Saturday, September 28, 2013

Why We Do What We Do

I have already written about how Umberto decided he wanted to do more schooling because he wants to prepare for college. And so far things have been going smoothly. We have not had the struggles we had last year. When I ask Umberto to work, he comes to the table willingly. I have also learned to not be so rigid. If Umberto wants to have a friend over, or if he just bought a Xbox game (cough GTA V cough) then we just rearrange things. Sometimes social studies sucks up more time than I had planned so we don't have time for writing. We just roll with it. Letting go of the stress of having to get things done opens up a whole new atmosphere to schooling for all of us. Things are less angry, less hurried. When plans fall through I don't feel the intense stress of having to get it done. We have time. All the time we need. Because really if we don't finish Math lesson 23 today, the world will keep spinning. Before, I would rush, rage, and end up just giving up.
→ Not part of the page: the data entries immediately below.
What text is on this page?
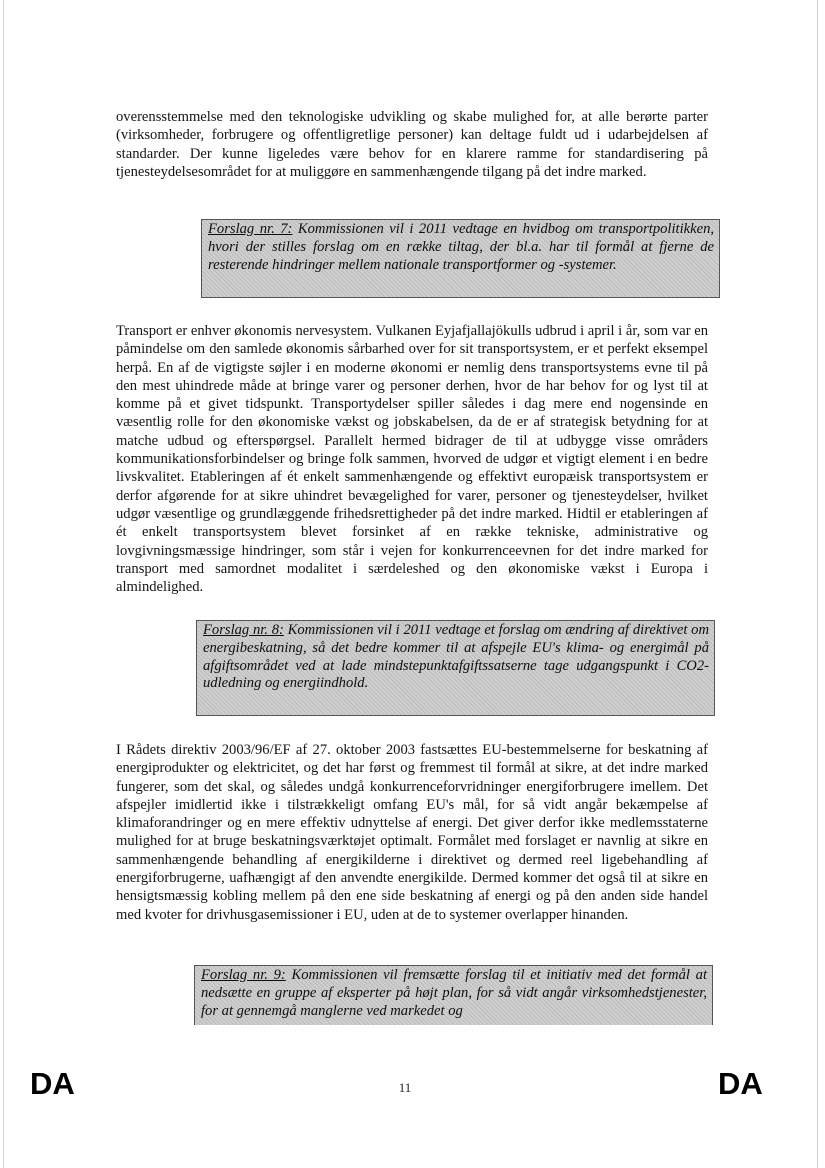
overensstemmelse med den teknologiske udvikling og skabe mulighed for, at alle berørte parter (virksomheder, forbrugere og offentligretlige personer) kan deltage fuldt ud i udarbejdelsen af standarder. Der kunne ligeledes være behov for en klarere ramme for standardisering på tjenesteydelsesområdet for at muliggøre en sammenhængende tilgang på det indre marked.

Forslag nr. 7: Kommissionen vil i 2011 vedtage en hvidbog om transportpolitikken, hvori der stilles forslag om en række tiltag, der bl.a. har til formål at fjerne de resterende hindringer mellem nationale transportformer og -systemer.

Transport er enhver økonomis nervesystem. Vulkanen Eyjafjallajökulls udbrud i april i år, som var en påmindelse om den samlede økonomis sårbarhed over for sit transportsystem, er et perfekt eksempel herpå. En af de vigtigste søjler i en moderne økonomi er nemlig dens transportsystems evne til på den mest uhindrede måde at bringe varer og personer derhen, hvor de har behov for og lyst til at komme på et givet tidspunkt. Transportydelser spiller således i dag mere end nogensinde en væsentlig rolle for den økonomiske vækst og jobskabelsen, da de er af strategisk betydning for at matche udbud og efterspørgsel. Parallelt hermed bidrager de til at udbygge visse områders kommunikationsforbindelser og bringe folk sammen, hvorved de udgør et vigtigt element i en bedre livskvalitet. Etableringen af ét enkelt sammenhængende og effektivt europæisk transportsystem er derfor afgørende for at sikre uhindret bevægelighed for varer, personer og tjenesteydelser, hvilket udgør væsentlige og grundlæggende frihedsrettigheder på det indre marked. Hidtil er etableringen af ét enkelt transportsystem blevet forsinket af en række tekniske, administrative og lovgivningsmæssige hindringer, som står i vejen for konkurrenceevnen for det indre marked for transport med samordnet modalitet i særdeleshed og den økonomiske vækst i Europa i almindelighed.

Forslag nr. 8: Kommissionen vil i 2011 vedtage et forslag om ændring af direktivet om energibeskatning, så det bedre kommer til at afspejle EU's klima- og energimål på afgiftsområdet ved at lade mindstepunktafgiftssatserne tage udgangspunkt i CO2-udledning og energiindhold.

I Rådets direktiv 2003/96/EF af 27. oktober 2003 fastsættes EU-bestemmelserne for beskatning af energiprodukter og elektricitet, og det har først og fremmest til formål at sikre, at det indre marked fungerer, som det skal, og således undgå konkurrenceforvridninger energiforbrugere imellem. Det afspejler imidlertid ikke i tilstrækkeligt omfang EU's mål, for så vidt angår bekæmpelse af klimaforandringer og en mere effektiv udnyttelse af energi. Det giver derfor ikke medlemsstaterne mulighed for at bruge beskatningsværktøjet optimalt. Formålet med forslaget er navnlig at sikre en sammenhængende behandling af energikilderne i direktivet og dermed reel ligebehandling af energiforbrugerne, uafhængigt af den anvendte energikilde. Dermed kommer det også til at sikre en hensigtsmæssig kobling mellem på den ene side beskatning af energi og på den anden side handel med kvoter for drivhusgasemissioner i EU, uden at de to systemer overlapper hinanden.

Forslag nr. 9: Kommissionen vil fremsætte forslag til et initiativ med det formål at nedsætte en gruppe af eksperter på højt plan, for så vidt angår virksomhedstjenester, for at gennemgå manglerne ved markedet og
DA	11	DA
Now I can see that it was a combination of things. My attitude. Umberto not being ready. So here we are now in just the right spot. And it's not been totally easy. My house is a mess. I feel like the other kids are getting a bit neglected. Umberto needs me to right beside him for most of his work. We're working on independence, and I know it will come, but right now it's a bit confining. The positive in this side by side work is that Umberto and I have become very close. I think it's often the case that a child reaches their teen years, they drift away. It's nice to not find that happening; to have the opposite occurring as we work together.  We can get creative about where school happens as well. So sometimes we do our work on the floor while Jude plays, giving us a few minutes to be together between baby care.



In addition, to our closeness, I've watched Umberto develop new interests. He has ended up really loving history which surprised, I think, us both. And he has learned to take pride in things. The other day he yelled "Yes, a 100 on that the Math quiz!" and it came from him not because we grade or because we even emphasis that kind of accomplishment. But for a kid who often struggles with academic self worth it was a pretty awesome moment. Maybe because it came from his own sense of accomplishment as opposed to pressure from others.


But I think the neatest moment came when Umberto had to build a diorama on a habitat of his choice. He was pretty blah about it, and it kept getting pushed to the back burner by both of us. I knew it was going to take a lot of effort on my part to get him started and since he was not feeling it, it would likely lead to conflict. I thought about just skipping the assignment. I've always though dioramas were kind of boring, and a waste of time anyway. Memories of horribly failed projects from my own child were foremost in my mind. I always had grand ideas that never quite coalesced into reality. 

Still it was his first science project and I thought it would be good to just bull through and do it. We could mark it as done and then decide if it was something worth doing again. So last Sunday night, I found a shoe box, and said "Let's do it." What happened was pretty awesome. Piper and Camille were instantly interested when I brought out the air dry clay. I explained to them Umberto's assignment, and they both wanted to help. Soon we were all sitting on the floor in the living room, the Ipad propped up in front of us with images of coral reefs before us, surrounded by National Geographic magazines and clay. Piper was making sea turtles, and Camille started in on shark. Umberto was looking through the magazines, and talking about making a clown fish. Then we downloaded some coloring sheets, everyone peeking over my shoulders as we scrolled through pages of options. There was coloring, cutting, and discussion.

On Wednesday when the clay was dry so we started to assemble the diorama. At first it was just Umberto and I. Camille came out and wanted to be involved. I stepped back and let them go to town. They came up with creative ways to get the big things in the front, and the smaller things in the back. Umberto used H's wedge idea to have the fish appear to be standing. He also came up with the idea of how to hang the seahorse. Camille made Popsicle stick props to keep the coral upright. 

In the end, we had a group effort. A family created project that arose from something that I was dreading. And it's what I really love about homeshooling. The improvisation. The unexpected fun and joy. 







2 comments:

Danielle said...

thats really neat. I hate the group projecta in school. relying on others for a geade etc is stressful. dioramas also seemed to...just...suck. I think modern day version is something like movie/videos and powerpoint presentations? I have lofty ideals for homeschooling, much like early science projects, but they are sometimes hard to break down.

Ginger Stickney said...

I think group projects such when you're forced into them. What I like here is that it just happened:) The kids wanted to be involved in what Umberto was doing so everyone pitched in. I think when you're enjoying what you're doing there's less worry about who is doing what.

When I was teaching college I did use groups because it was easier for some things but I did install ways of making sure everyone was doing their share.

Science experiments are fun when they work LOL. We've been trying to grow mold which normally is no issue in this house but this time? No mold!